As with all my VCAP5-DCA study notes, the blogposts only cover material new to vSphere5 so make sure you read the v4 study notes for section 1.1 first. When published the VCAP5-DCA study guide PDF will be a complete standalone reference.
Knowledge
- Identify RAID levels
- Identify supported HBA types
- Identify virtual disk format types
Skills and Abilities
- Determine use cases for and configure VMware DirectPath I/O
- Determine requirements for and configure NPIV
- Determine appropriate RAID level for various Virtual Machine workloads
- Apply VMware storage best practices
- Understand use cases for Raw Device Mapping
- Configure vCenter Server storage filters
- Understand and apply VMFS resignaturing
- Understand and apply LUN masking using PSA-related commands
- Analyze I/O workloads to determine storage performance requirements
- Identify and tag SSD devices
- Administer hardware acceleration for VAAI
- Configure and administer profile-based storage
- Prepare storage for maintenance (mounting/un-mounting)
- Upgrade VMware storage infrastructure
Tools & learning resources
- Product Documentation
- vSphere Client / Web Client
- vSphere CLI
- vscsiStats, esxcli, vifs, vmkfstools, esxtop/resxtop
- vSphere storage profiles on VMwareTV
- Good blogpost on NPIV (though nothing’s changed since v4)
- Chapter 6 of Scott Lowe’s Mastering VMware vSphere5 book
- VMworld sessions: VSP3868 – VMware vStorage Best Practices, VSP2774 – Supercharge your VMware deployment with VAAI
- Gregg Robertson’s study notes for 1.1
With vSphere5 having been described as a ‘storage release’ there is quite a lot of new material to cover in Section1 of the blueprint. First I’ll cover a couple of objectives which have only minor amendments from vSphere4.
Determine use cases for and configure VMware DirectPath I/O
The only real change is DirectPath vMotion, which is not as grand as it sounds. As you’ll recall from vSphere4 a VM using DirectPath can’t use vMotion or snapshots (or any feature which uses those such as DRS and many backup products) and the device in question isn’t available to other VMs. The only change with vSphere5 is that you can vMotion a VM provided it’s on Cisco’s UCS and there’s a supported Cisco UCS Virtual Machine Fabric Extender (VM-FEX) distributed switch. Read all about it here – if this is in the exam we’ve got no chance!

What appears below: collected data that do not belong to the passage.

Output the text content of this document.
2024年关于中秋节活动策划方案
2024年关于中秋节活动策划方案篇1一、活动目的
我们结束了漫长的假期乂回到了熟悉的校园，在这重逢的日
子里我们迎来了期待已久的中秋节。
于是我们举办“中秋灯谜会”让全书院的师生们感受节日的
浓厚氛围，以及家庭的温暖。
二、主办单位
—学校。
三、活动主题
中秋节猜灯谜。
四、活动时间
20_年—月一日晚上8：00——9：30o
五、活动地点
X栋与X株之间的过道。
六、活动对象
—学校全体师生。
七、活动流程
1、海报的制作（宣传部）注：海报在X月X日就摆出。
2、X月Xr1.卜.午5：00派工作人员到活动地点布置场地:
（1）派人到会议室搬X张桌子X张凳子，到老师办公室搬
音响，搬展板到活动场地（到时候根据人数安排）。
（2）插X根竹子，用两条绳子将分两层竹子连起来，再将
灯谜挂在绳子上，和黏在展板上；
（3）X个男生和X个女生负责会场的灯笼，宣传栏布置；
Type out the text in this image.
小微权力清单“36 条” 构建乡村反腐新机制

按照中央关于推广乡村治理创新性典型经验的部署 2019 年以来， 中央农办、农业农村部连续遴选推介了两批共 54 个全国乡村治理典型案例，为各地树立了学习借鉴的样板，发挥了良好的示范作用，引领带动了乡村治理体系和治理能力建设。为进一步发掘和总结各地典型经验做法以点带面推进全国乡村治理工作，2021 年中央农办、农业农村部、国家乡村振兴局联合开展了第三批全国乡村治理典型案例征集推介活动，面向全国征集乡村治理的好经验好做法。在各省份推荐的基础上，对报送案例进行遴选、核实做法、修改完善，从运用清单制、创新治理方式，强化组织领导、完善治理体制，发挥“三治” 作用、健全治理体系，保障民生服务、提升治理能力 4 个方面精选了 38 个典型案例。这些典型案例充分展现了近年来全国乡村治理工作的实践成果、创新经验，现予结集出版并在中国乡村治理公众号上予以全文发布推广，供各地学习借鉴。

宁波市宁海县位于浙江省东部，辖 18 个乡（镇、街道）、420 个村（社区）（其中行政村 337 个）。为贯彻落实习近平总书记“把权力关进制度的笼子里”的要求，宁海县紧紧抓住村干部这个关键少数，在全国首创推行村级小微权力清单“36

Identify and tag SSD devices
This is a tricky objective if you don’t own an SSD drive to experiment with (although you can workaround that limitation). You can identify an SSD disk in various ways;
- Using the vSphere client. Any view which shows the storage devices (‘Datastores and Datastore clusters view’, Host summary, Host -> Configuration -> Storage etc) includes a new column ‘Drive Type’ which lists Non-SSD or SSD (for block devices) and Unknown for NFS datastores.
- Using the CLI. Execute the following command and look for the ‘Is SSD:’ line for your specific device;
esxcli storage core device list
Tagging an SSD should be automatic but there are situations where you may need to do it manually. This can only be done via the CLI and is explained in this VMware article. The steps are similar to masking a LUN or configuring a new PSP;
- Check the existing claimrules
- Configure a new claim rule for your device, specifying ‘ssd_enable’
- Enable to new claim rule and load it into memory
So you’ve identified and tagged your SSD, but what can you do with it? SSDs can be used with the new Swap to Host cache feature best summed up by Duncan over at Yellow Bricks;
“Using “Swap to host cache” will severely reduce the performance impact of VMkernel swapping. It is recommended to use a local SSD drive to eliminate any network latency and to optimize for performance.”
As an interesting use case here’s a post describing how to use Swap to Host cache with an SSD and laptop – could be useful for a VCAP home lab!
The above and more are covered very well in chapter 15 of the vSphere5 Storage guide.